Delitto in Venezuela
Spunta l’ombra
di un mandante

L’imprenditore di San Bonifacio ucciso in Venezuela, Andrea Polo, durante una delle sue avventure
L’imprenditore di San Bonifacio ucciso in Venezuela, Andrea Polo, durante una delle sue avventure
L’imprenditore di San Bonifacio ucciso in Venezuela, Andrea Polo, durante una delle sue avventure
L’imprenditore di San Bonifacio ucciso in Venezuela, Andrea Polo, durante una delle sue avventure

Gli inquirenti stanno stringendo il cerchio attorno all’assassino di Andrea Polo, l’imprenditore di San Bonifacio, ucciso a San Cristòbal in Venezuela. Al suo assassino o all’eventuale mandante dell’omicidio: qualcuno, infatti, potrebbe aver assoldato dei professionisti per ammazzare Polo, sparandogli un solo colpo letale, tra il petto e il torace, lunedì mattina, mentre andava al lavoro.

I figli dell’imprenditore si stanno mettendo a completa disposizione della polizia. Il più giovane, Oscar, ha ripercorso più volte il tragitto che dall’abitazione di Polo conduce fino al cantiere, dove il sessantatreenne aveva il ruolo di supervisore. L’obiettivo era individuare eventuali telecamere presenti sul percorso, che potrebbero aver ripreso le moto su cui stavano viaggiando lunedì Polo e i suoi aggressori.

«La polizia sembra essere a buon punto, ma noi non ci fermiamo, finché non si sarà scoperto chi ha ucciso nostro padre», spiega la figlia Monica. «La situazione è più seria di quanto si potesse pensare: per questo ci hanno messo tutti sotto scorta».

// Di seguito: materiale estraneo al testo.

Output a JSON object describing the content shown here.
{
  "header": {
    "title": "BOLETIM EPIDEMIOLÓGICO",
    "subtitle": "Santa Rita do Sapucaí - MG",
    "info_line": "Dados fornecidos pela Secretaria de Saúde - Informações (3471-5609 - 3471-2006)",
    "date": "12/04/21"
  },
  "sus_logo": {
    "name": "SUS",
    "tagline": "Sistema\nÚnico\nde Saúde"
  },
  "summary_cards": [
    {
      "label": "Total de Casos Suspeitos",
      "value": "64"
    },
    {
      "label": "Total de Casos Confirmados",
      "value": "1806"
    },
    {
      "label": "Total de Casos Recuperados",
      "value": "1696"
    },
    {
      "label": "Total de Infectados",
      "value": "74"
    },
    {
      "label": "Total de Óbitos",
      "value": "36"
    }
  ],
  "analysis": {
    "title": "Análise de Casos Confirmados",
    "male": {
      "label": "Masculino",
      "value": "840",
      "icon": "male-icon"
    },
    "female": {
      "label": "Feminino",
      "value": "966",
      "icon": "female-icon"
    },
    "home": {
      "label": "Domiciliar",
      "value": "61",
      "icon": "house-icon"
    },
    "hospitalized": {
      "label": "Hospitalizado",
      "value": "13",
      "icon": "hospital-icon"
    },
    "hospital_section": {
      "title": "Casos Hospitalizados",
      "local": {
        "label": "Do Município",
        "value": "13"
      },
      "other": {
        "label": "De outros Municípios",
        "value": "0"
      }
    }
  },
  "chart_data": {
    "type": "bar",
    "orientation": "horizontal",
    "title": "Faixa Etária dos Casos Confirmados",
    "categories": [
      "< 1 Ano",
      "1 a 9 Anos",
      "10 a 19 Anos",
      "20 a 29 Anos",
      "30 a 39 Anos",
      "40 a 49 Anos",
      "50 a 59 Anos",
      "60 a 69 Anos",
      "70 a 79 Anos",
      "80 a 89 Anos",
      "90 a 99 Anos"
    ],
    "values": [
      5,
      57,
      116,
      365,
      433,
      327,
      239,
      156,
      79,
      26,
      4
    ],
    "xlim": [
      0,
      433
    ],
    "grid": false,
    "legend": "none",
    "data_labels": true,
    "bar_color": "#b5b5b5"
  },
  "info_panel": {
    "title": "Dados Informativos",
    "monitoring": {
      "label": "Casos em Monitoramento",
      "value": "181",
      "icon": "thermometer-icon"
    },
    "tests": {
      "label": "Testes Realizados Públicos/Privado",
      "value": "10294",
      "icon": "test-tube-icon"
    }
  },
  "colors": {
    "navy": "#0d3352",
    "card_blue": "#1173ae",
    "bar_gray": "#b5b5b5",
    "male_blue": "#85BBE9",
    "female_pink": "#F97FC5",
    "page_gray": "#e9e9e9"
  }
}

Qualche sospetto, i figli, ce l’hanno. L’ipotesi della rapina, a dispetto delle prime notizie uscite sulla stampa venezuelana, loro l’hanno scartata fin da subito. Nemmeno l’idea di un rancore covato nell’ambito lavorativo pare convincerli. La teoria più plausibile sembra quella di un omicidio legato a ragioni finanziarie. Soldi. Maturato forse proprio nella cerchia più stretta di Polo. Per questo i figli preferiscono non sbilanciarsi troppo.

Quel che è certo è che il dolore nella famiglia Polo, al di qua e al di là dell’oceano, è profondo. A San Bonifacio, dove l’anziana madre non riesce a capacitarsi di aver perso un figlio così. E in Venezuela, dove i tre figli stanno cercando di capire chi poteva volere la morte del padre.

«Il cantiere di El Campo era stato aperto in dicembre: dopo le vacanze di Natale, i lavori erano ripresi e mio padre dedicava metà giornata a quel complesso residenziale e l’altra metà alla mia casa», racconta Monica, con la voce rotta. «Lui era un uomo che portava a compimento sempre tutti i suoi progetti e, invece, la mia casa l’ha dovuta lasciare a metà». Un cantiere aperto e fermo, che ogni giorno le ricorda la tragica fine del padre. «L’autopsia è stata eseguita lunedì pomeriggio, subito dopo l’omicidio, e martedì sono stati celebrati i funerali», prosegue la donna. «Lui diceva sempre che il suo corpo avrebbe dovuto essere cremato», conclude la figlia di Polo. «Voleva che le sue ceneri fossero sparse sulle montagne dove volava con il suo parapendio, perché in Venezuela si può. Quando si è di fronte a una morte per fatti di sangue, però, qui la cremazione non si può fare». E così Polo, spirito avventuriero in vita, ha dovuto rinunciare con la morte alle montagne e agli spazi liberi e incontaminati che tanto amava del suo Venezuela. M.TR.